You could have runts and grunts.
If you're talking about goblinoids in the D&D sense, those are usually goblins, hobgoblins and bugbears. (D&D follows a mistake in translation perpetuated in early Fantasy literature, that goblins are smaller and hobgoblins are larger. Actually, hobgoblin implies small, since a hob is a type of tiny spirit creature, so it should go the opposite way.)
Borrowing from D&D again, there are half-orcs. In D&D4, they proposed that half-orcs are not (necessarily) the biological result of breeding an orc and a human, but rather, they are a distinct race with unknown origins that is half-way between an orc and human in size and temperament. Following the same logic, you could have something that's like a double-orc or ogre-orc, bigger and meaner than a normal orc, but even stupider.
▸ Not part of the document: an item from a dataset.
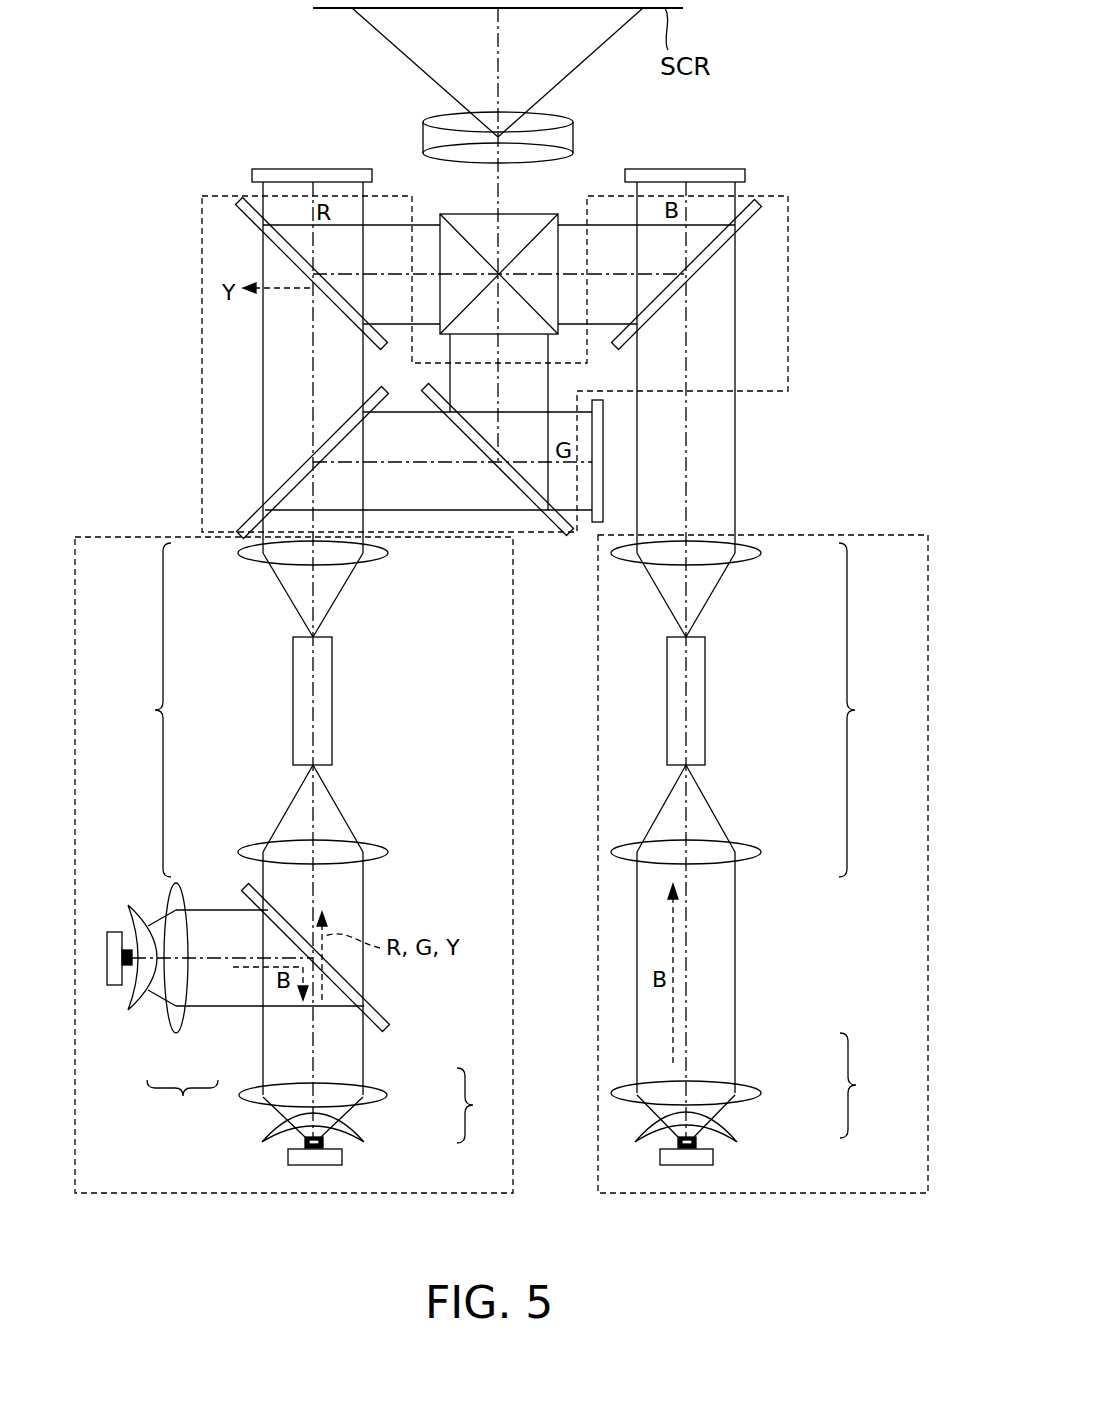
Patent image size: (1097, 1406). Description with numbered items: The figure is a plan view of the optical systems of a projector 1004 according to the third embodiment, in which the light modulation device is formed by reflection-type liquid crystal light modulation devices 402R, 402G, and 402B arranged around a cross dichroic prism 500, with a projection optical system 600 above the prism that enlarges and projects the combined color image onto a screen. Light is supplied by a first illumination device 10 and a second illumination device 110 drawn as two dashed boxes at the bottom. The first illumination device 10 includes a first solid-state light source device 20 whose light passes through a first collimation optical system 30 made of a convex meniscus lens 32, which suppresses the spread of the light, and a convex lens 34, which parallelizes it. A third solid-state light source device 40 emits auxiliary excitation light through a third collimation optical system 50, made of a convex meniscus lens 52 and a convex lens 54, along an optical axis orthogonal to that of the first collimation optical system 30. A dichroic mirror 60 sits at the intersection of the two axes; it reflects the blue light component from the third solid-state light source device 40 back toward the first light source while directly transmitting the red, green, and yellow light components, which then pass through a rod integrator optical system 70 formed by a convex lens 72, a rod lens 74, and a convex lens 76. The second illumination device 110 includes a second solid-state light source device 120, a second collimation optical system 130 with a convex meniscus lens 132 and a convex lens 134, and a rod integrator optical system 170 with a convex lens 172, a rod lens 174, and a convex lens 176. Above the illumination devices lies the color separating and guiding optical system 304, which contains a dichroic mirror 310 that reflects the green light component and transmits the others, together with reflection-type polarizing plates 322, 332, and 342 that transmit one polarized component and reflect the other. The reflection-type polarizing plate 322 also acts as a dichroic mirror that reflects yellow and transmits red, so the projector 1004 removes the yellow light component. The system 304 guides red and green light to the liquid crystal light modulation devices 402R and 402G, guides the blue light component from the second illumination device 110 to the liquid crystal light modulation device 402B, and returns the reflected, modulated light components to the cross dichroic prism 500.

You could also have orcs (or goblins) that have some sort of lineage to powerful beasts, like a demon-kin, dragon-kin, elder-kin (i.e. Cthulu), jotun-kin, oni-kin, trent-kin, naga-kin, asura-kin, ifrit-kin, marid-kin, and so on.
There are a lot of mythical types of trickster spirits and poultergeists that could pall around with goblins. Puck, boggart, hob, brownie, kobold, powrie, gremlin, imp, tengu (are sometimes thought of as goblins), nilbog, pukwudgie, gnome, genoma, leprechaun, kobaloi, pixie, etc.
And there's always colors. Blue goblins, black orcs, etc. Or biomes. Swamp orc, mountain orc, sand goblin, ice goblin, etc.